Slurm Array Environment Variables
The most used environment variable in Slurm arrays is $SLURM_ARRAY_TASK_ID. This contains the index of the job in the array and is different in every Job of the array. Other variables are:
SLURM_ARRAY_TASK_COUNT
Total number of tasks in a array.SLURM_ARRAY_TASK_ID
Job array ID (index) number.SLURM_ARRAY_TASK_MAX
Job array’s maximum ID (index) number.SLURM_ARRAY_TASK_MIN
Job array’s minimum ID (index) number.SLURM_ARRAY_TASK_STEP
Job array’s index step size.SLURM_ARRAY_JOB_ID
Job array’s master job ID number.
Example Job Array
This is an example of a a job array, creates a job for every file ending in β.inpβ in the current workding directory
#!/bin/bash
#SBATCH -p standard96
#SBATCH -t 12:00:00 #one day
#SBATCH -N 16
#SBATCH --tasks-per-node 96
# insert X as the number of .inp files you have -1 (since bash arrays start counting from 0)
# ls *.inp | wc -l
#SBATCH -a 0-X
#SBATCH -o arrayjob-%A_%a #"%A" is replaced by the job ID and "%a" with the array index.
#for safety reasons
shopt -s nullglob
#create a bash array with all files
arr=(./*.inp)
#put your command here.
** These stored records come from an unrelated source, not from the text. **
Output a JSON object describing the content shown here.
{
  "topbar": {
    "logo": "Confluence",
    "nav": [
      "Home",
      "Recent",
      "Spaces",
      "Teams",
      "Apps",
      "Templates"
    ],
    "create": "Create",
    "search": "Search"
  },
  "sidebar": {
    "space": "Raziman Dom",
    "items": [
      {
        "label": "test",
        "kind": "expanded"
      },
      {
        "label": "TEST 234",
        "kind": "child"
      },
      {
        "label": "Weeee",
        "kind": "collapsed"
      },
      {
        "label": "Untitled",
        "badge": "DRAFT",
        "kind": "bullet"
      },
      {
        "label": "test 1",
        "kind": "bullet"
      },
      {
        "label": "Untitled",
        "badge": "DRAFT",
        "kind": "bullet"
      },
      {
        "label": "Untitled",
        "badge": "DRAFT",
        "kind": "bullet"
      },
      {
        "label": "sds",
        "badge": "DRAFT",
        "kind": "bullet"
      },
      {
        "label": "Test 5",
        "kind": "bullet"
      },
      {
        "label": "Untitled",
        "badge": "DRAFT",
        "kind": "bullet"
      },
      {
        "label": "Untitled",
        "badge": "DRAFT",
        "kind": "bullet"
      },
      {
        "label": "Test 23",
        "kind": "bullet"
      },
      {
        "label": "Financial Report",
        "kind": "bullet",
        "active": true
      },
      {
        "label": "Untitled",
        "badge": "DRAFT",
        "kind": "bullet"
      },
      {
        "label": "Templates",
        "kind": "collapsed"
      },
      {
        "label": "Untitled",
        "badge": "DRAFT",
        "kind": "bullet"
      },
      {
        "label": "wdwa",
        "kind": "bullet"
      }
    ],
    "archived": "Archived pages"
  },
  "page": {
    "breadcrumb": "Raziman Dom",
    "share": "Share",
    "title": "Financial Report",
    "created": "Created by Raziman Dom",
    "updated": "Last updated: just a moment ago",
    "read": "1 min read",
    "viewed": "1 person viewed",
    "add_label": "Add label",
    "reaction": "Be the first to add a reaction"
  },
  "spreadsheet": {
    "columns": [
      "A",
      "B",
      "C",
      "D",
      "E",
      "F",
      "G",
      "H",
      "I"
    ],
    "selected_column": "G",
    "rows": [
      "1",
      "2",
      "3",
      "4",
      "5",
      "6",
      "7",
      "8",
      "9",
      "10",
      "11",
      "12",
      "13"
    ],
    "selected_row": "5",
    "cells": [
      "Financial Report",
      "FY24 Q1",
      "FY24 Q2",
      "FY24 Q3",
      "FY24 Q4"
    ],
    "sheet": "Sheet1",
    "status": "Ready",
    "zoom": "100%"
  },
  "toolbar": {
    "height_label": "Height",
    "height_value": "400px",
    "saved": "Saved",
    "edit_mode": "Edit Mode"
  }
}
This just runs the fictional "big_computation" program with one of the files as input
./big_computation ${arr[$SLURM_ARRAY_TASK_ID]}
In this case, you have to get the number of files beforehand (fill in the X). You can also automatically do that by removing the #SBATCH -a
line and adding that information when submitting the job:
sbatch -a 0-$(($(ls ./*.inp | wc -l)-1)) jobarray.sh
The part in the parenthesis just uses ls to output all .inp files, counts them with wc and then subtracts 1, since bash arrays start counting at 0.